Construction on a new softball field has been completed at Rancho Buena Vista High School and completion of Vista High School’s new softball field is weeks away. VUSD also will conduct ongoing Title IX training for all district administrators and coaches “to make sure that gender equity is a common language and a continued commitment at all its high schools, supporting a systemic shift toward equity for girls,” according to a joint statement released by the California Women’s Law Center and Legal Aid at Work.

The school district was initially contacted “on behalf of their clients regarding the inferior facilities, equipment, and treatment softball players were provided compared to many of the boys’ programs,” according to the statement.

Amy Poyer, senior staff attorney at CWLC and Title IX co-counsel, said, “We are pleased that Vista Unified has agreed to take the steps needed to ensure girls have the same opportunities, treatment and benefits as boys. This resolution shows that even in challenging times, during a pandemic, schools can and must prioritize providing an equitable educational environment for female and male students alike.”

The changes VUSD instituted will make the district “a leader in sports equity among CIF San Diego Section schools,” which according to the organizations must add a total of 47 participation activities for girls in order to comply with Title IX, the federal law that requires all schools receiving any amount of federal financial assistance to maintain gender equity in their athletic programs.

“Vista Unified is committed to implementing our value of equity throughout the district,”  said VUSD Superintendent Matthew Doyle. “Athletics is a key aspect of our instructional program, and we are working diligently to ensure that female athletes have the support and resources they need to reach their full potential.

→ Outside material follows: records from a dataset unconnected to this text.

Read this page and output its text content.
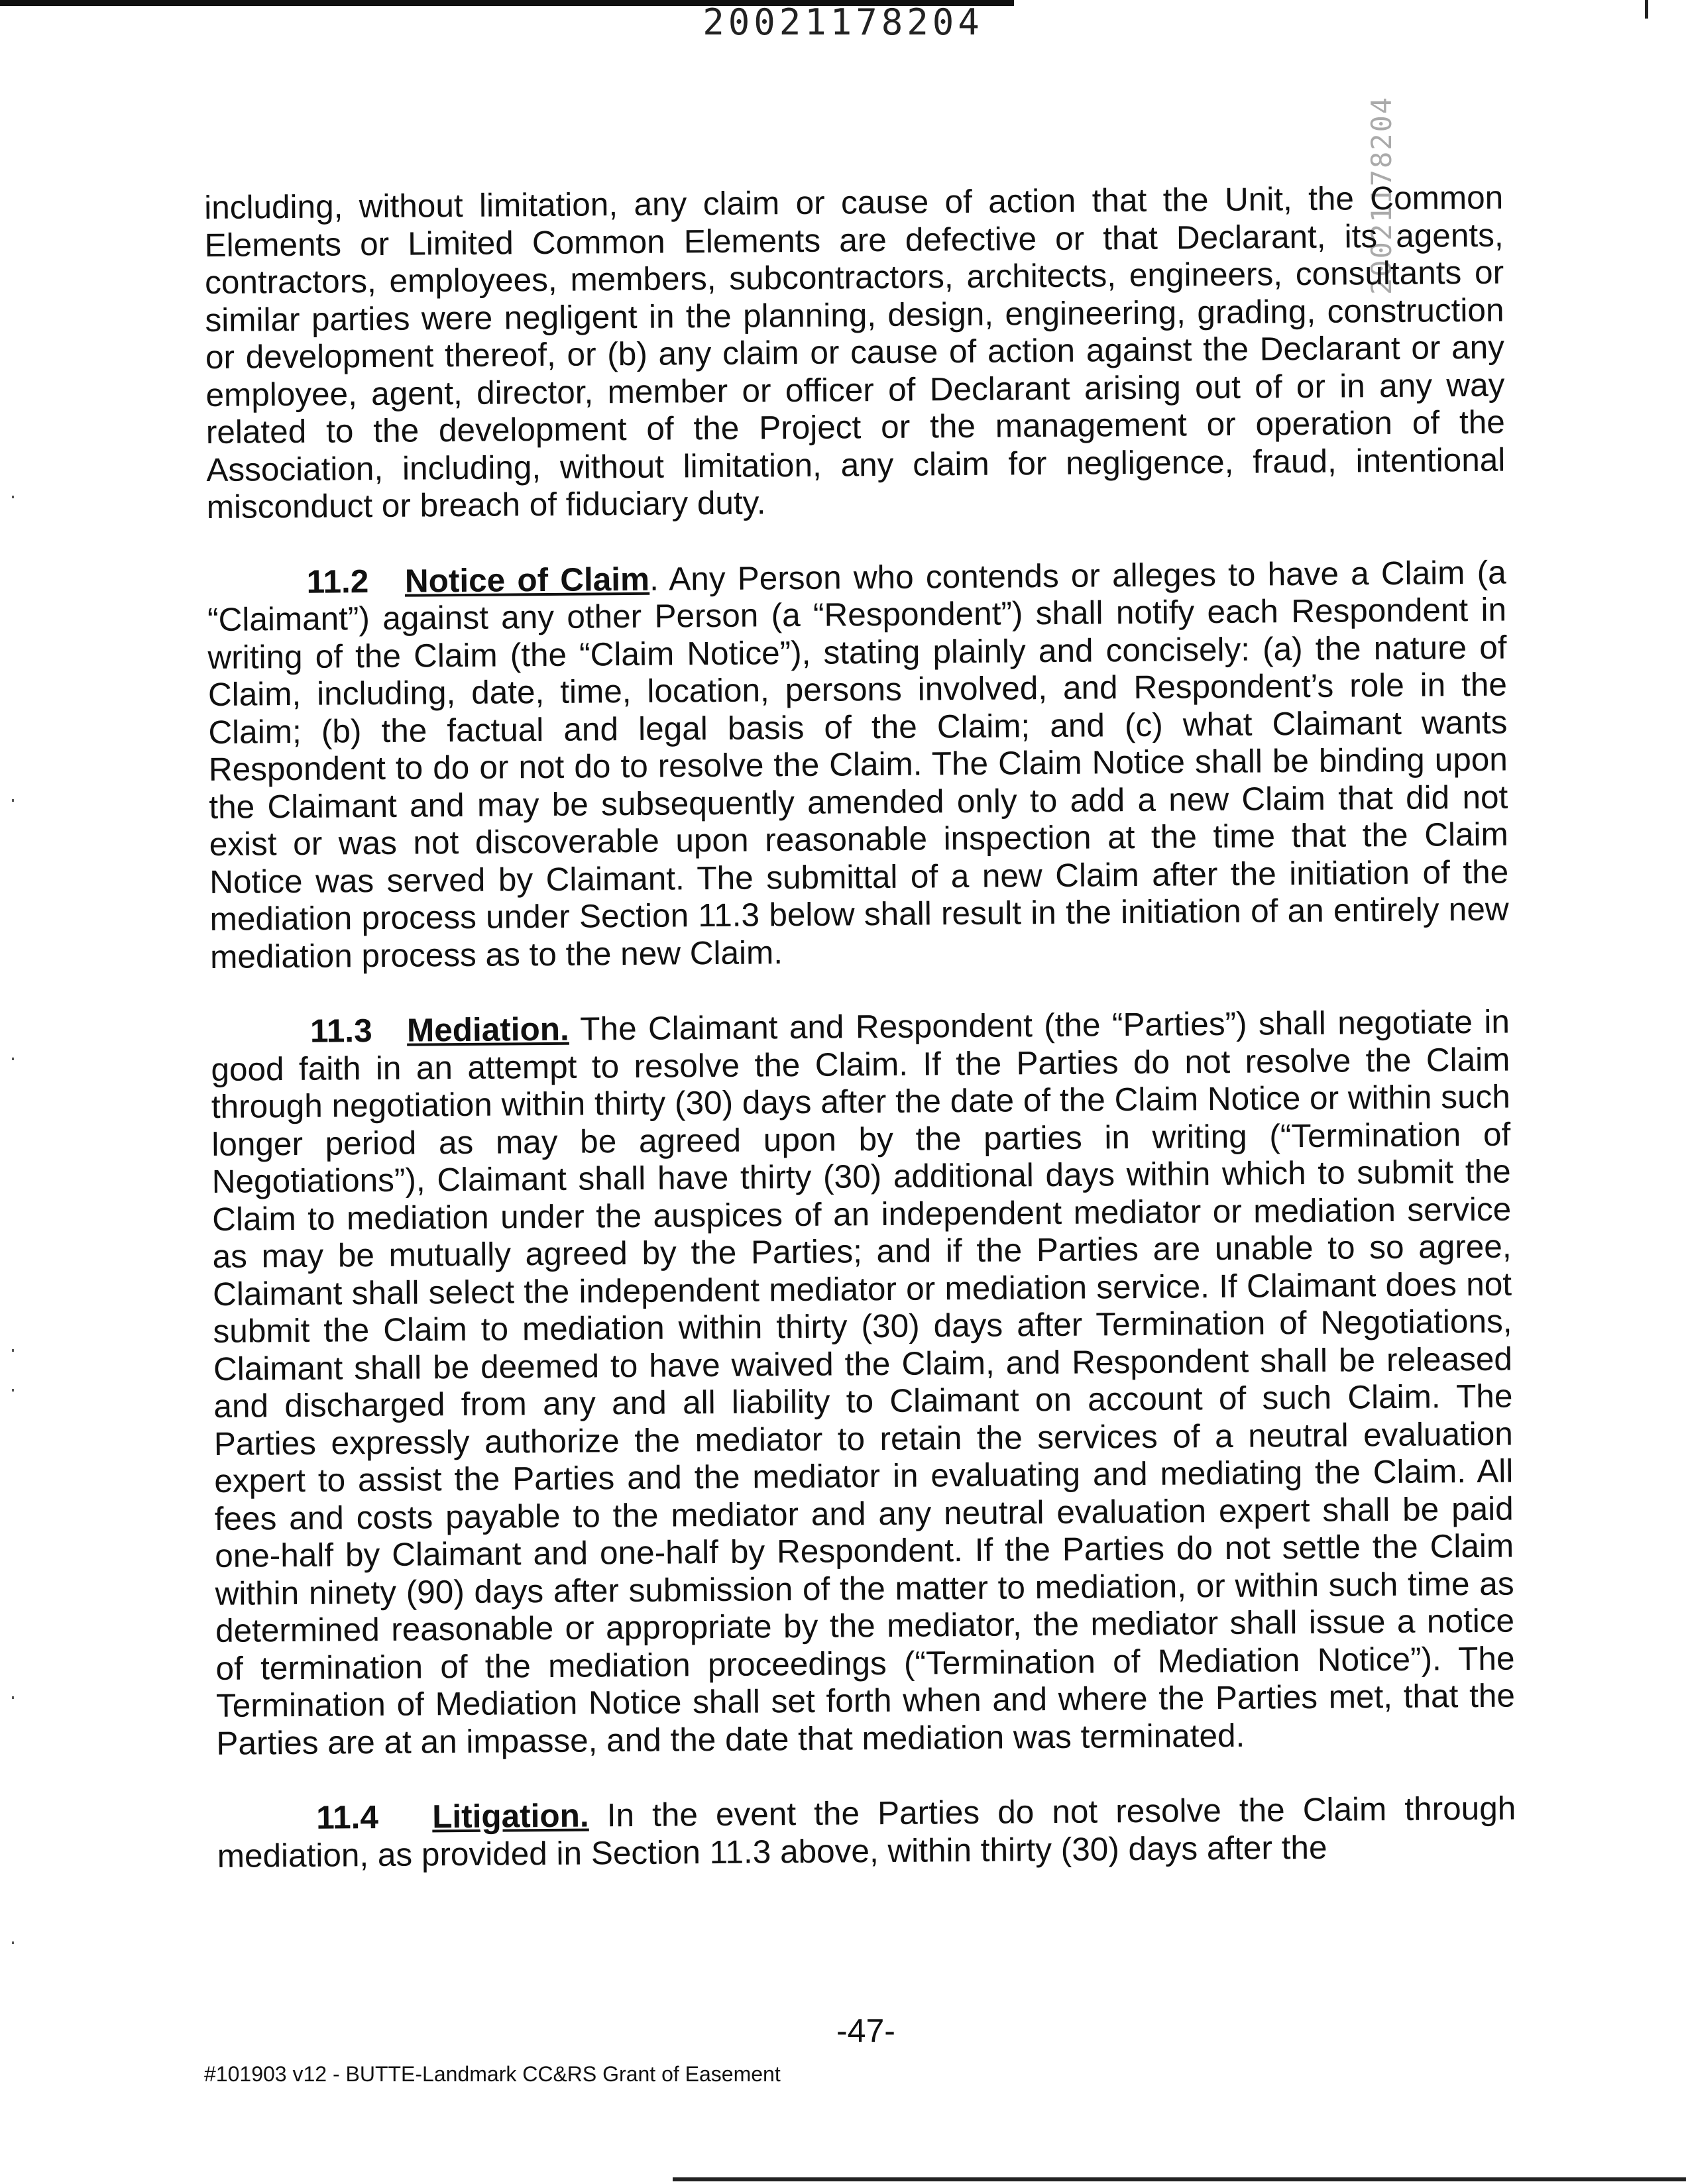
20021178204
20021178204

including, without limitation, any claim or cause of action that the Unit, the Common Elements or Limited Common Elements are defective or that Declarant, its agents, contractors, employees, members, subcontractors, architects, engineers, consultants or similar parties were negligent in the planning, design, engineering, grading, construction or development thereof, or (b) any claim or cause of action against the Declarant or any employee, agent, director, member or officer of Declarant arising out of or in any way related to the development of the Project or the management or operation of the Association, including, without limitation, any claim for negligence, fraud, intentional misconduct or breach of fiduciary duty.

11.2 Notice of Claim. Any Person who contends or alleges to have a Claim (a “Claimant”) against any other Person (a “Respondent”) shall notify each Respondent in writing of the Claim (the “Claim Notice”), stating plainly and concisely: (a) the nature of Claim, including, date, time, location, persons involved, and Respondent’s role in the Claim; (b) the factual and legal basis of the Claim; and (c) what Claimant wants Respondent to do or not do to resolve the Claim. The Claim Notice shall be binding upon the Claimant and may be subsequently amended only to add a new Claim that did not exist or was not discoverable upon reasonable inspection at the time that the Claim Notice was served by Claimant. The submittal of a new Claim after the initiation of the mediation process under Section 11.3 below shall result in the initiation of an entirely new mediation process as to the new Claim.

11.3 Mediation. The Claimant and Respondent (the “Parties”) shall negotiate in good faith in an attempt to resolve the Claim. If the Parties do not resolve the Claim through negotiation within thirty (30) days after the date of the Claim Notice or within such longer period as may be agreed upon by the parties in writing (“Termination of Negotiations”), Claimant shall have thirty (30) additional days within which to submit the Claim to mediation under the auspices of an independent mediator or mediation service as may be mutually agreed by the Parties; and if the Parties are unable to so agree, Claimant shall select the independent mediator or mediation service. If Claimant does not submit the Claim to mediation within thirty (30) days after Termination of Negotiations, Claimant shall be deemed to have waived the Claim, and Respondent shall be released and discharged from any and all liability to Claimant on account of such Claim. The Parties expressly authorize the mediator to retain the services of a neutral evaluation expert to assist the Parties and the mediator in evaluating and mediating the Claim. All fees and costs payable to the mediator and any neutral evaluation expert shall be paid one-half by Claimant and one-half by Respondent. If the Parties do not settle the Claim within ninety (90) days after submission of the matter to mediation, or within such time as determined reasonable or appropriate by the mediator, the mediator shall issue a notice of termination of the mediation proceedings (“Termination of Mediation Notice”). The Termination of Mediation Notice shall set forth when and where the Parties met, that the Parties are at an impasse, and the date that mediation was terminated.

11.4 Litigation. In the event the Parties do not resolve the Claim through mediation, as provided in Section 11.3 above, within thirty (30) days after the

-47-
#101903 v12 - BUTTE-Landmark CC&RS Grant of Easement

Our two new multimillion-dollar softball fields at Rancho Buena Vista High and Vista High are a testament to our commitment to equity for our female athletes.”

Kim Turner, director of legal aid at the Work’s Fair Play for Girls in Sports project at LAAW, and Title IX co-counsel, said, “Having equal opportunities to play sports is so important for girls, starting at a young age and continuing throughout their life. Girls who play sports get higher grades, have better physical and mental health, and make higher wages as adults. 95% of female executives of Fortune 500 companies played sports growing up.”